Sencillamente Maestro
Teruo Chinen habla con voz pausada, ajena a las estridencias de la vida. Mira a sus alumnos como si dialogara personalmente con cada uno de ellos y corrige cada detalle, el más mínimo.
Cuando termina la clase -que comparten niños, adolescentes y hombres por igual- todos se van complacidos, seguros de haber sido testigos del arte de un hombre al que llaman de manera sencilla Maestro o en el rudo lenguaje japonés: Sensei.
"En el karate es tan importante el desarrollo del cuerpo como el de la mente'', explica Chinen, quien ostenta el grado de 9no Dan. "Sólo así se puede alcanzar el verdadero conocimiento. El músculo obedece a un cerebro fuerte''.
Chinen es una especie de puente entre el pasado y el futuro del karate. Aprendió de las fuentes directas de esta arte marcial en la isla de Okinawa y ahora es uno de los guardianes de la llama de su milenaria disciplina.

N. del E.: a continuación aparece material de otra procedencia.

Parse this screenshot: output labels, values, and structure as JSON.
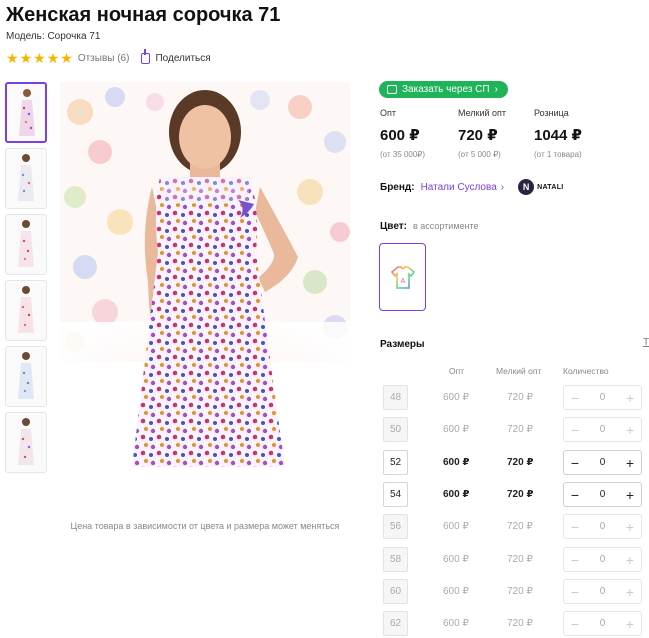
{
  "product": {
    "title": "Женская ночная сорочка 71",
    "model": "Модель: Сорочка 71",
    "rating_stars": 5,
    "reviews": "Отзывы (6)",
    "share": "Поделиться",
    "caption": "Цена товара в зависимости от цвета и размера может меняться"
  },
  "buy": {
    "sp_button": "Заказать через СП",
    "prices": [
      {
        "label": "Опт",
        "value": "600 ₽",
        "sub": "(от 35 000₽)"
      },
      {
        "label": "Мелкий опт",
        "value": "720 ₽",
        "sub": "(от 5 000 ₽)"
      },
      {
        "label": "Розница",
        "value": "1044 ₽",
        "sub": "(от 1 товара)"
      }
    ],
    "brand_label": "Бренд:",
    "brand_name": "Натали Суслова",
    "brand_logo_letter": "N",
    "brand_logo_text": "NATALI",
    "color_label": "Цвет:",
    "color_value": "в ассортименте",
    "color_swatch_letter": "A"
  },
  "sizes": {
    "title": "Размеры",
    "side_mark": "Т",
    "headers": {
      "opt": "Опт",
      "small": "Мелкий опт",
      "qty": "Количество"
    },
    "rows": [
      {
        "size": "48",
        "opt": "600 ₽",
        "small": "720 ₽",
        "qty": "0",
        "available": false
      },
      {
        "size": "50",
        "opt": "600 ₽",
        "small": "720 ₽",
        "qty": "0",
        "available": false
      },
      {
        "size": "52",
        "opt": "600 ₽",
        "small": "720 ₽",
        "qty": "0",
        "available": true
      },
      {
        "size": "54",
        "opt": "600 ₽",
        "small": "720 ₽",
        "qty": "0",
        "available": true
      },
      {
        "size": "56",
        "opt": "600 ₽",
        "small": "720 ₽",
        "qty": "0",
        "available": false
      },
      {
        "size": "58",
        "opt": "600 ₽",
        "small": "720 ₽",
        "qty": "0",
        "available": false
      },
      {
        "size": "60",
        "opt": "600 ₽",
        "small": "720 ₽",
        "qty": "0",
        "available": false
      },
      {
        "size": "62",
        "opt": "600 ₽",
        "small": "720 ₽",
        "qty": "0",
        "available": false
      }
    ]
  },
  "colors": {
    "accent": "#7b3fe4",
    "green": "#1fb35a",
    "star": "#f7b500"
  }
}
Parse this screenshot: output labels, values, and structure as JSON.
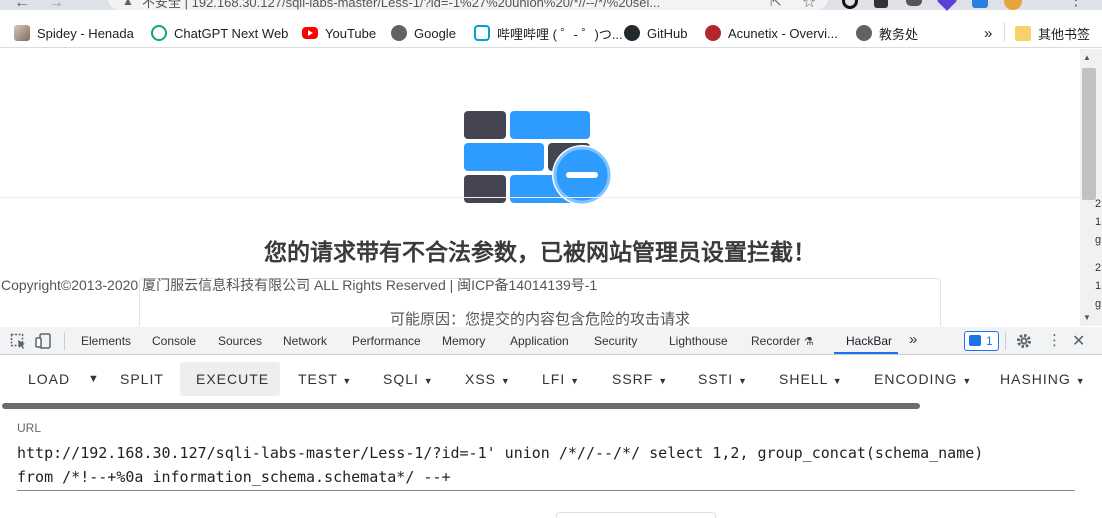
{
  "browser": {
    "address_text": "不安全 | 192.168.30.127/sqli-labs-master/Less-1/?id=-1%27%20union%20/*//--/*/%20sel..."
  },
  "bookmarks": [
    {
      "label": "Spidey - Henada",
      "icon": "avatar-icon",
      "color": "#9aa0a6"
    },
    {
      "label": "ChatGPT Next Web",
      "icon": "chatgpt-icon",
      "color": "#10a37f"
    },
    {
      "label": "YouTube",
      "icon": "youtube-icon",
      "color": "#ff0000"
    },
    {
      "label": "Google",
      "icon": "globe-icon",
      "color": "#5f6368"
    },
    {
      "label": "哔哩哔哩 ( ゜- ゜)つ...",
      "icon": "bilibili-icon",
      "color": "#00a1d6"
    },
    {
      "label": "GitHub",
      "icon": "github-icon",
      "color": "#24292e"
    },
    {
      "label": "Acunetix - Overvi...",
      "icon": "acunetix-icon",
      "color": "#b3262b"
    },
    {
      "label": "教务处",
      "icon": "globe-icon",
      "color": "#5f6368"
    }
  ],
  "bookmarks_more": "»",
  "other_bookmarks": "其他书签",
  "page": {
    "block_message": "您的请求带有不合法参数，已被网站管理员设置拦截！",
    "copyright": "Copyright©2013-2020 厦门服云信息科技有限公司 ALL Rights Reserved | 闽ICP备14014139号-1",
    "reason": "可能原因：您提交的内容包含危险的攻击请求",
    "right_cut_chars": [
      "2",
      "1",
      "g",
      "2",
      "1",
      "g"
    ]
  },
  "devtools": {
    "tabs": [
      "Elements",
      "Console",
      "Sources",
      "Network",
      "Performance",
      "Memory",
      "Application",
      "Security",
      "Lighthouse",
      "Recorder",
      "HackBar"
    ],
    "active_tab": "HackBar",
    "more": "»",
    "issues_count": "1"
  },
  "hackbar": {
    "buttons": [
      "LOAD",
      "SPLIT",
      "EXECUTE",
      "TEST",
      "SQLI",
      "XSS",
      "LFI",
      "SSRF",
      "SSTI",
      "SHELL",
      "ENCODING",
      "HASHING"
    ],
    "url_label": "URL",
    "url_value": "http://192.168.30.127/sqli-labs-master/Less-1/?id=-1' union /*//--/*/ select 1,2, group_concat(schema_name)\nfrom /*!--+%0a information_schema.schemata*/ --+"
  },
  "colors": {
    "brick_blue": "#2e9bff",
    "brick_dark": "#454552",
    "badge_blue": "#2e9bff",
    "accent": "#1a73e8"
  }
}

Una de las autoridades máximas en el estilo Goju Ryu, Chinen estuvo recientemente en Miami para proseguir su labor iluminadora y asegurarse de que su forma de hacer y entender el karate se mantiene limpia.
"Todo depende del maestro y Miami tiene uno muy bueno'', explica el profesor de su alumno aventajado, el sensei Armando Martínez, quien dirige el Dojo Jundokan International de la Florida, heredero de las enseñanzas de Chinen. "Aquí he visto muchachos jóvenes que practican un karate sin contaminaciones''.

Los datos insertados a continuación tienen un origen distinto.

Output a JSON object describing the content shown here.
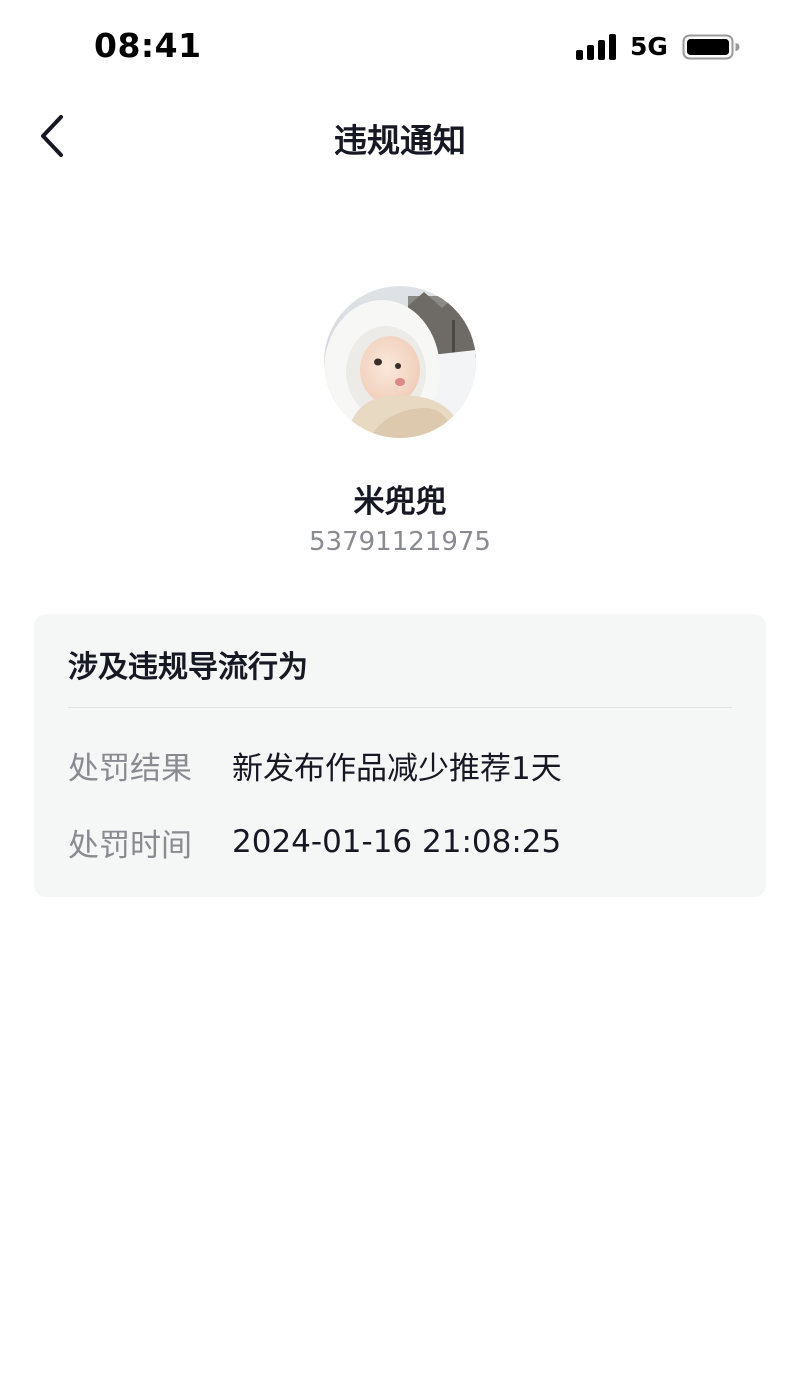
{
  "status_bar": {
    "time": "08:41",
    "network": "5G",
    "icons": [
      "signal-icon",
      "battery-icon"
    ]
  },
  "nav": {
    "title": "违规通知",
    "back_icon": "chevron-left-icon"
  },
  "profile": {
    "name": "米兜兜",
    "id": "53791121975"
  },
  "notice": {
    "title": "涉及违规导流行为",
    "rows": [
      {
        "label": "处罚结果",
        "value": "新发布作品减少推荐1天"
      },
      {
        "label": "处罚时间",
        "value": "2024-01-16 21:08:25"
      }
    ]
  },
  "colors": {
    "text_primary": "#161823",
    "text_secondary": "#8a8b91",
    "card_bg": "#f5f6f6"
  }
}
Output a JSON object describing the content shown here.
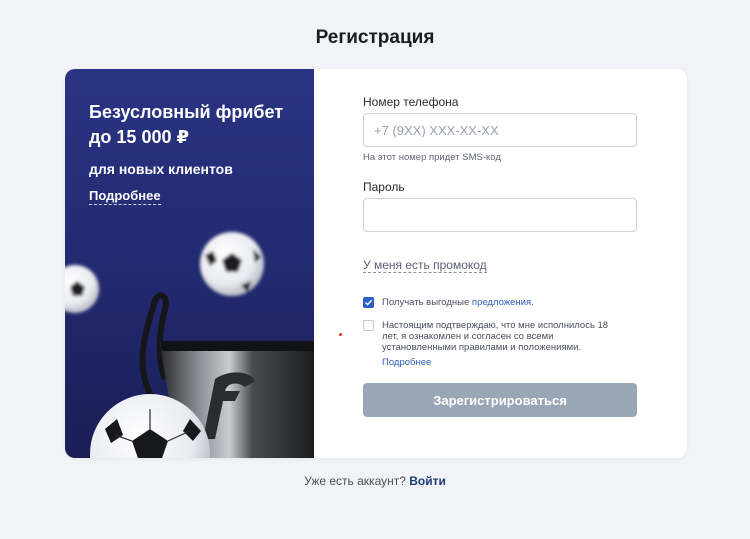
{
  "page": {
    "title": "Регистрация"
  },
  "promo": {
    "title": "Безусловный фрибет до 15 000 ₽",
    "subtitle": "для новых клиентов",
    "more_link": "Подробнее"
  },
  "form": {
    "phone": {
      "label": "Номер телефона",
      "placeholder": "+7 (9XX) XXX-XX-XX",
      "value": "",
      "hint": "На этот номер придет SMS-код"
    },
    "password": {
      "label": "Пароль",
      "value": ""
    },
    "promocode_link": "У меня есть промокод",
    "offers_checkbox": {
      "checked": true,
      "text": "Получать выгодные",
      "link": "предложения."
    },
    "consent_checkbox": {
      "checked": false,
      "text": "Настоящим подтверждаю, что мне исполнилось 18 лет, я ознакомлен и согласен со всеми установленными правилами и положениями.",
      "more_link": "Подробнее"
    },
    "submit_label": "Зарегистрироваться"
  },
  "footer": {
    "text": "Уже есть аккаунт?",
    "login_link": "Войти"
  },
  "colors": {
    "promo_bg": "#232b73",
    "submit_bg": "#99a6b6",
    "accent": "#2c5ec8",
    "page_bg": "#f1f3f6"
  }
}
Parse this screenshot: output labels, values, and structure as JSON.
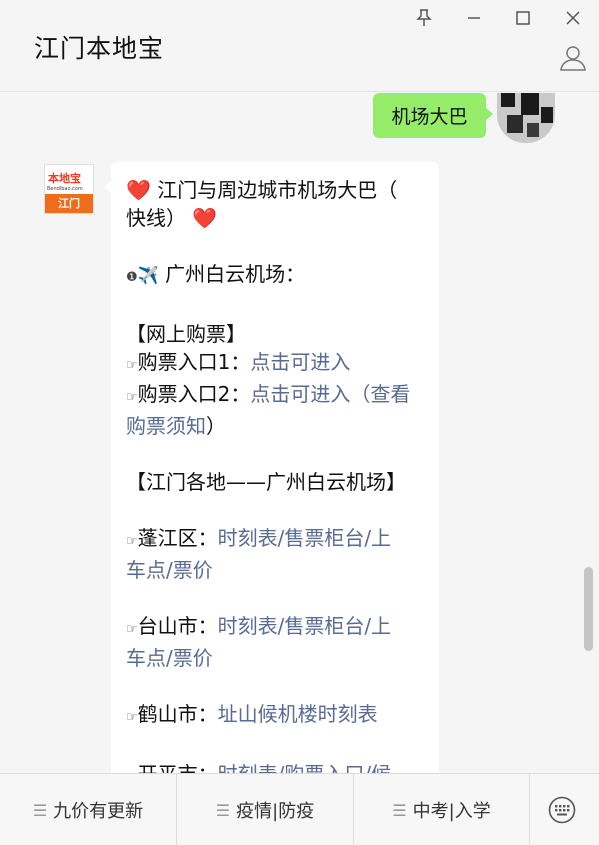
{
  "window": {
    "title": "江门本地宝",
    "pin_icon": "pin-icon",
    "minimize_icon": "minimize-icon",
    "maximize_icon": "maximize-icon",
    "close_icon": "close-icon",
    "profile_icon": "profile-icon"
  },
  "chat": {
    "outgoing": {
      "text": "机场大巴"
    },
    "bot_avatar": {
      "brand": "本地宝",
      "site": "Bendibao.com",
      "city": "江门"
    },
    "message": {
      "title_line1": "江门与周边城市机场大巴（",
      "title_line2": "快线）",
      "heart": "❤️",
      "plane_prefix": "❶",
      "plane": "✈️",
      "airport": " 广州白云机场：",
      "section_online": "【网上购票】",
      "pointer": "☞",
      "entry1_label": "购票入口1：",
      "entry1_link": "点击可进入",
      "entry2_label": "购票入口2：",
      "entry2_link": "点击可进入",
      "entry2_open": "（",
      "entry2_notice_a": "查看",
      "entry2_notice_b": "购票须知",
      "entry2_close": "）",
      "section_route": "【江门各地——广州白云机场】",
      "pengjiang_label": "蓬江区：",
      "pengjiang_link_a": "时刻表/售票柜台/上",
      "pengjiang_link_b": "车点/票价",
      "taishan_label": "台山市：",
      "taishan_link_a": "时刻表/售票柜台/上",
      "taishan_link_b": "车点/票价",
      "heshan_label": "鹤山市：",
      "heshan_link": "址山候机楼时刻表",
      "kaiping_label": "开平市：",
      "kaiping_link": "时刻表/购票入口/候"
    }
  },
  "footer": {
    "menu": [
      {
        "label": "九价有更新"
      },
      {
        "label": "疫情|防疫"
      },
      {
        "label": "中考|入学"
      }
    ],
    "menu_icon": "menu-lines-icon",
    "keyboard_icon": "keyboard-icon"
  }
}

No es que esté en contra del progreso, pero Chinen vive de una historia que hoy es vista como pasajes de leyenda.
Nació siete meses después de la batalla de Pearl Harbor, donde su padre, un oficial de la Armada Imperial japonesa, murió como parte de un suicidio colectivo en 1944. El capitán de la nave decidió que sus hombres debían perecer juntos en un hundimiento ritual antes de rendirse a las tropas estadounidenses.
Tras la guerra regresó con su familia a Okinawa para vivir a pocas casas de distancia de uno de los míticos maestros del Goju Ryu, sensei Chojun Miyagi. A la muerte de éste, prosiguió su aprendizaje con otro grande, sensei Eichi Miyazato.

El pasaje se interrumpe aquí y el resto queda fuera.